For what it is worth we chose to use Node.js. We had a problem domain almost perfectly suited for Node.js (IO bound and limited business logic on the server side) and we wanted to try out something new. I think the latter argument was actually the more powerful for our team.

Would someone please think of the client developers?!?

It seems that most APIs — particularly internal ones — are not designed for ease of use but rather to be easy to implement. No one would expect a human facing product designed that way to be successful. We should not expect APIs to be any different.

Web APIs are products in their own right. That means all those rules for building great products, like understanding your users and their use cases, apply. APIs are not just high latency, bandwidth hogging database connections. Rather an API should expose an application and the business value it provides. This means understanding what clients want to accomplish and then affording those uses in easy, intuitive ways.
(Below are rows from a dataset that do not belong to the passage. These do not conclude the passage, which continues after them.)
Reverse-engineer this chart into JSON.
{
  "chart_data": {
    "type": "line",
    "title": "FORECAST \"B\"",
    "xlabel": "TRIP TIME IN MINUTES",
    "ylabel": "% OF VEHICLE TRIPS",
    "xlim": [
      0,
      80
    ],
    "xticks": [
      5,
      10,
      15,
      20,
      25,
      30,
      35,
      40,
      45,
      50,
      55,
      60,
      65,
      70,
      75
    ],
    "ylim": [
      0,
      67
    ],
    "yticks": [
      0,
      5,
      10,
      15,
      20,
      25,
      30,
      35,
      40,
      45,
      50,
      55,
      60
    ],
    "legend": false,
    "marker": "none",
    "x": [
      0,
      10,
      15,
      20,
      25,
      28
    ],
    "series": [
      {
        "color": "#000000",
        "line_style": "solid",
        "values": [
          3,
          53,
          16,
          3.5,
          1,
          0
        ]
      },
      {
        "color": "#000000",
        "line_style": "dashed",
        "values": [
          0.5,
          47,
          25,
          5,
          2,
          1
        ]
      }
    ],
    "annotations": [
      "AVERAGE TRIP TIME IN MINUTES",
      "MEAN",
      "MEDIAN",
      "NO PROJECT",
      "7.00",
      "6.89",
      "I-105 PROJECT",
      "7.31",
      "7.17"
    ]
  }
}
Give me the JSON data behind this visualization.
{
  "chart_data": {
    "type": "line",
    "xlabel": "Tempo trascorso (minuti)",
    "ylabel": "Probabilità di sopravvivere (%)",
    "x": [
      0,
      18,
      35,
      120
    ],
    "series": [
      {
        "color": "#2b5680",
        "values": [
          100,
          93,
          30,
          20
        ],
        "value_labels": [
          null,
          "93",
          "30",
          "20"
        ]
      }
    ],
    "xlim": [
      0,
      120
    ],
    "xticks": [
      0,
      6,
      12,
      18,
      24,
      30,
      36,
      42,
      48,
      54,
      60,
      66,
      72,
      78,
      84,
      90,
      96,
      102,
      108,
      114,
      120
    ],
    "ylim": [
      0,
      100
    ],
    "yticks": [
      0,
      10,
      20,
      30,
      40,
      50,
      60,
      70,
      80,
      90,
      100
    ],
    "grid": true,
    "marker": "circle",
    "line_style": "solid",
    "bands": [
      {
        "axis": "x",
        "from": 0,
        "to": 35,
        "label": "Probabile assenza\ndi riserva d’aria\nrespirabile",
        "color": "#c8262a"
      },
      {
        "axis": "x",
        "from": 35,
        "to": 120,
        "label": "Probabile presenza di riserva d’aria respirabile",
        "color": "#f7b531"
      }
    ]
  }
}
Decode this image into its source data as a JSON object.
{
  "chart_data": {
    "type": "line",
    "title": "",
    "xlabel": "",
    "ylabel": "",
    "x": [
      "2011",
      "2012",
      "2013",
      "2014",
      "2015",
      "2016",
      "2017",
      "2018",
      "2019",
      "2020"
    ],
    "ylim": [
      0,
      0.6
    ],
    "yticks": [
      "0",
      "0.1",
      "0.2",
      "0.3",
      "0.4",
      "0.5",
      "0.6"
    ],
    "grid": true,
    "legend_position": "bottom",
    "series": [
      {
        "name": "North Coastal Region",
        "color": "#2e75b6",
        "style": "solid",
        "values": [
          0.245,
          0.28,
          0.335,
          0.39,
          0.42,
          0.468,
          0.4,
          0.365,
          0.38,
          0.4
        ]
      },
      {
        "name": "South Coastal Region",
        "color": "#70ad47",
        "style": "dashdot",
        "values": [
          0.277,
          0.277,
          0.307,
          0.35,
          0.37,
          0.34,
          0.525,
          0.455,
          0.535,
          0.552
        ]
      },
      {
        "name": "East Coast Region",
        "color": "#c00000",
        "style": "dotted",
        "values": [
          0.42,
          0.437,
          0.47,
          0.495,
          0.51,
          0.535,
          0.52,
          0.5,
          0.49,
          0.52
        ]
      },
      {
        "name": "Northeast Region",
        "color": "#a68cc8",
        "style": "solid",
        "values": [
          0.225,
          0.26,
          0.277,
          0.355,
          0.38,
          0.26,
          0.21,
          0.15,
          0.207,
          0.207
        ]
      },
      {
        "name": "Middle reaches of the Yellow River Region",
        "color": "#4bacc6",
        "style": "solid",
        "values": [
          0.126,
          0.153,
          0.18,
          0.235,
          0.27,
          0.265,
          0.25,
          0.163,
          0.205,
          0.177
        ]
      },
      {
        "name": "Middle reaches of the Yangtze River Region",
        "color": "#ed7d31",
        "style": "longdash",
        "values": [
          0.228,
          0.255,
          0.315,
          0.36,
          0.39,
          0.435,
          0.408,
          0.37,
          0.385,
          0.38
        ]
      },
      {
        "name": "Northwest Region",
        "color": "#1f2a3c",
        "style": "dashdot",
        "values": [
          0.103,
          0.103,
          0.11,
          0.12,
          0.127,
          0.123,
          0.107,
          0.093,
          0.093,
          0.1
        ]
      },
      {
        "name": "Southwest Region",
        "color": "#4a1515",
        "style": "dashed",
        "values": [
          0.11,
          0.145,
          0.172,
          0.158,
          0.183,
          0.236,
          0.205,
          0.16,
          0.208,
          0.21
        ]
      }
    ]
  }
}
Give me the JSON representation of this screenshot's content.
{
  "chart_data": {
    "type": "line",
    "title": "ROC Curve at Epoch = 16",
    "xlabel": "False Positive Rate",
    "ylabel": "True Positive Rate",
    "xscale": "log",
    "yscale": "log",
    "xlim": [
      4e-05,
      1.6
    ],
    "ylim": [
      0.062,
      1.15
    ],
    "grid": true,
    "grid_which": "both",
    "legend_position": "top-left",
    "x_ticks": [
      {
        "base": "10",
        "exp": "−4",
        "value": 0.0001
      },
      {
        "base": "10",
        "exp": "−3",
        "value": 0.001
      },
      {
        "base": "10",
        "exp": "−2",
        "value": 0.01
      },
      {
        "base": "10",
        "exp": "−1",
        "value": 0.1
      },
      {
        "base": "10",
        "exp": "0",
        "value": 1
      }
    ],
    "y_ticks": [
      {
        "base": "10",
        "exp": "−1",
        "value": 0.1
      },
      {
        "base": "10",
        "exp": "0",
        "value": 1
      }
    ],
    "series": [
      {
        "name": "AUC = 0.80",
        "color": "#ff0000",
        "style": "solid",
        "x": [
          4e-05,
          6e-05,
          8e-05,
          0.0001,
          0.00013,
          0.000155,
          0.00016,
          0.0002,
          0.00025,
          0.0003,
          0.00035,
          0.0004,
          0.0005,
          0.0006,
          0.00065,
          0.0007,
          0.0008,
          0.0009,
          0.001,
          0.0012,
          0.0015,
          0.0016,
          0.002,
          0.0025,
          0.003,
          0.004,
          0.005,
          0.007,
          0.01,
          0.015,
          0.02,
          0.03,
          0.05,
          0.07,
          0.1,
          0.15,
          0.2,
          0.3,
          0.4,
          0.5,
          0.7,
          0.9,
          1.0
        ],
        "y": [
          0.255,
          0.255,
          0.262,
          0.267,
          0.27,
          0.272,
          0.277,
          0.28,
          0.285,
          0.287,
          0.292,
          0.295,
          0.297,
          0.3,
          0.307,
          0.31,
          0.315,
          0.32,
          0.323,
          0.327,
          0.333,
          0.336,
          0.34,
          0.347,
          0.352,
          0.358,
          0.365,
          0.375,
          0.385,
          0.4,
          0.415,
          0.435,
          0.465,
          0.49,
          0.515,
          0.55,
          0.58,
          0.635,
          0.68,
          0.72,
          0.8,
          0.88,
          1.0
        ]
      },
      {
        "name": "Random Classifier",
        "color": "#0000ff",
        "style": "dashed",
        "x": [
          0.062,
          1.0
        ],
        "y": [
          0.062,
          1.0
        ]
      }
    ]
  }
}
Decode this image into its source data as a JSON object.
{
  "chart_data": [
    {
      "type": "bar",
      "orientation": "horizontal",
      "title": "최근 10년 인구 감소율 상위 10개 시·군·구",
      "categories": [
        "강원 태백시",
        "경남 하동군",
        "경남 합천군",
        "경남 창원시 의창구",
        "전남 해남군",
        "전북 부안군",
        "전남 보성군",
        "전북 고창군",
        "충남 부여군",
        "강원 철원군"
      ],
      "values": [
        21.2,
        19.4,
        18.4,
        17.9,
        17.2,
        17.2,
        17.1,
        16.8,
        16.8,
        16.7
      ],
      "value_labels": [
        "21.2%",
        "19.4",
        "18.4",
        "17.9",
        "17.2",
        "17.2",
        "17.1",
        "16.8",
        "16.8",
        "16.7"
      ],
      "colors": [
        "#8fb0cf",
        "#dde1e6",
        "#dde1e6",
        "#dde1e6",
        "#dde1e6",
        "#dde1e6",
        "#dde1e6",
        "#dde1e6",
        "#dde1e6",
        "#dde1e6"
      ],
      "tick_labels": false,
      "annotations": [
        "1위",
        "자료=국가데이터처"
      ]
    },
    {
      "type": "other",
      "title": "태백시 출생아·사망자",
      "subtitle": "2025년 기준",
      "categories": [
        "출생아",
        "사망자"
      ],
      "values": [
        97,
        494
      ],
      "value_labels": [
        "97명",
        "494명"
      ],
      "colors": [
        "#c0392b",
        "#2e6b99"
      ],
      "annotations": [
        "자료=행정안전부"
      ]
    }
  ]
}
Communication with the users is the key to designing a great API. As with other types of products, it is often necessary to build the first version of an API before there are any developers using it. We are on shaky ground until our design is validated actual clients. As soon as there are actual, or even potential, client developers listening to, and integrating their feed back should be priority number one.

Listening doesn’t mean reflexively implementing every whim of users — users are not always right about the details — but by understanding what they are trying to accomplish we as API designers can build systems that afford those goals with a minimum of effort on the part of client developers. Facilitating that value creation should be our main goal as API designers.

Zero dot versions

Dear library developers, please knock that shit off immediately.

We all seem to accept the wisdom of semantic versioning these days (thank goodness). Somehow, though, it has not occurred to many library developers that locking the first slot of the version to 0 means you give up all those benefits. Incrementing the first slot is how clients are informed of incompatible changes. If you never change the first slot you necessarily stop communicating this information.

If you have released you library to the rest of the world it should not have a ‘0.’ version. Period. If you think most people probably should not be using your library, add a pre-release tag to the version. If you want to tell the world that the API is likely to change use the docs/readme, that is why it exists. Or you could skip telling us altogether because everybody already knows the API is likely to change. That is why we came up with semantic versioning in the first place.